6. Quais são as opções do juiz Griesa agora que as negociações fracassaram?
O juiz pode ordenar que os valores depositados num banco em Nova York pela Argentina para pagamento dos credores seja dividido entre os credores que fizeram swap da dívida e os autores da ação. Pode também ordenar um embargo contra a Argentina para pagar os demandantes.

7. O que isso significa para outros países?
Outros países podem achar muito mais difícil reestruturar sua dívida, salvo se realizarem mudanças nas leis e instituições financeiras, o que “pode levar um longo tempo”.
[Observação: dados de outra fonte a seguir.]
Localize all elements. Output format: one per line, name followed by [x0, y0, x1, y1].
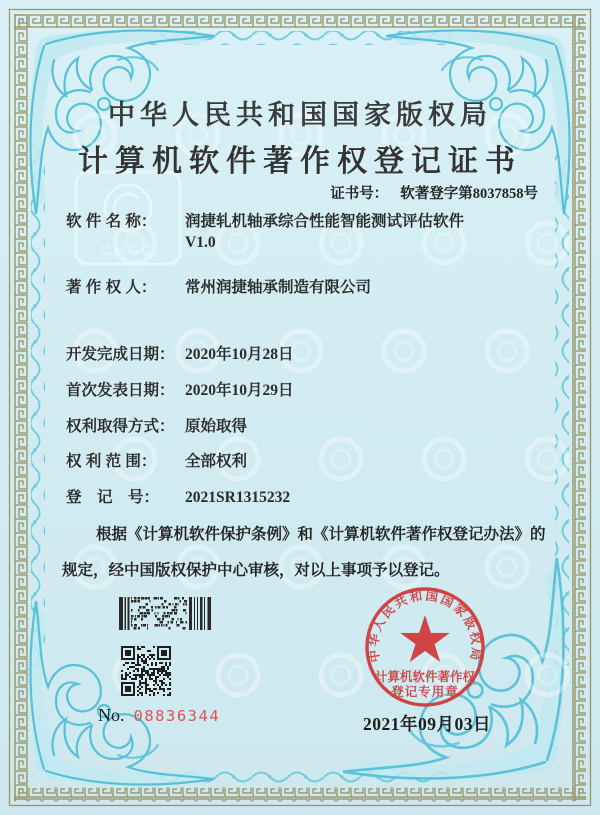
field-value: 常州润捷轴承制造有限公司	[185, 279, 372, 296]
field-value: 润捷轧机轴承综合性能智能测试评估软件 V1.0	[185, 211, 542, 253]
field-value: 2020年10月28日	[185, 346, 294, 363]
statement-line: 根据《计算机软件保护条例》和《计算机软件著作权登记办法》的	[96, 526, 546, 543]
certificate-title: 计算机软件著作权登记证书	[78, 145, 522, 178]
serial-number	[98, 705, 220, 726]
field-label: 登 记 号：	[66, 489, 160, 506]
serial-value: 08836344	[133, 707, 221, 725]
star-icon	[400, 615, 449, 662]
certificate-number-label: 证书号：	[330, 186, 389, 202]
field-value: 2020年10月29日	[185, 382, 294, 399]
seal-line2: 登记专用章	[391, 685, 459, 699]
serial-label: No.	[98, 705, 125, 725]
field-label: 软 件 名 称：	[66, 213, 157, 230]
registration-statement	[62, 517, 546, 589]
field-label: 权利取得方式：	[66, 418, 175, 435]
software-version: V1.0	[185, 234, 216, 251]
issue-date: 2021年09月03日	[363, 714, 491, 734]
field-label: 开发完成日期：	[66, 346, 175, 363]
qr-code	[121, 646, 171, 696]
field-label: 著 作 权 人：	[66, 279, 157, 296]
cpcc-watermark-text: CPCC	[100, 242, 156, 259]
certificate-number-value: 软著登字第8037858号	[400, 186, 538, 202]
statement-line: 规定，经中国版权保护中心审核，对以上事项予以登记。	[62, 562, 450, 579]
field-value: 原始取得	[185, 418, 248, 435]
barcode	[119, 597, 211, 630]
seal-arc-text: 中华人民共和国国家版权局	[366, 588, 484, 664]
certificate-number	[330, 182, 538, 203]
field-value: 2021SR1315232	[185, 489, 291, 506]
official-seal	[352, 584, 498, 718]
field-label: 首次发表日期：	[66, 382, 175, 399]
issuing-authority: 中华人民共和国国家版权局	[108, 100, 492, 130]
seal-line1: 计算机软件著作权	[374, 670, 476, 684]
field-value: 全部权利	[185, 453, 248, 470]
field-label: 权 利 范 围：	[66, 453, 157, 470]
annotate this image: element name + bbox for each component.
8. O que isso pode significar para os argentinos?
Economistas alertam que ficará ainda mais difícil a Argentina conseguir dólares no mercado internacional, e complicará os planos do governo de flexibilizar o mercado cambial, que está restringido desde o fim de 2011. As empresas e os governos estaduais terão dificuldade para obter dólares ou crédito internacional, o que levará a uma nova onda de desemprego. Pode também provocar uma desvalorização do peso argentino diante da escassez de dólares e levar a um aumento da inflação.

9 .Como um novo calote seria diferente daquele de 2011?
Uma das maiores diferenças é que a economia em 2001 estava numa profunda recessão, o desemprego era desenfreado e a possibilidade de distúrbios sociais era maior.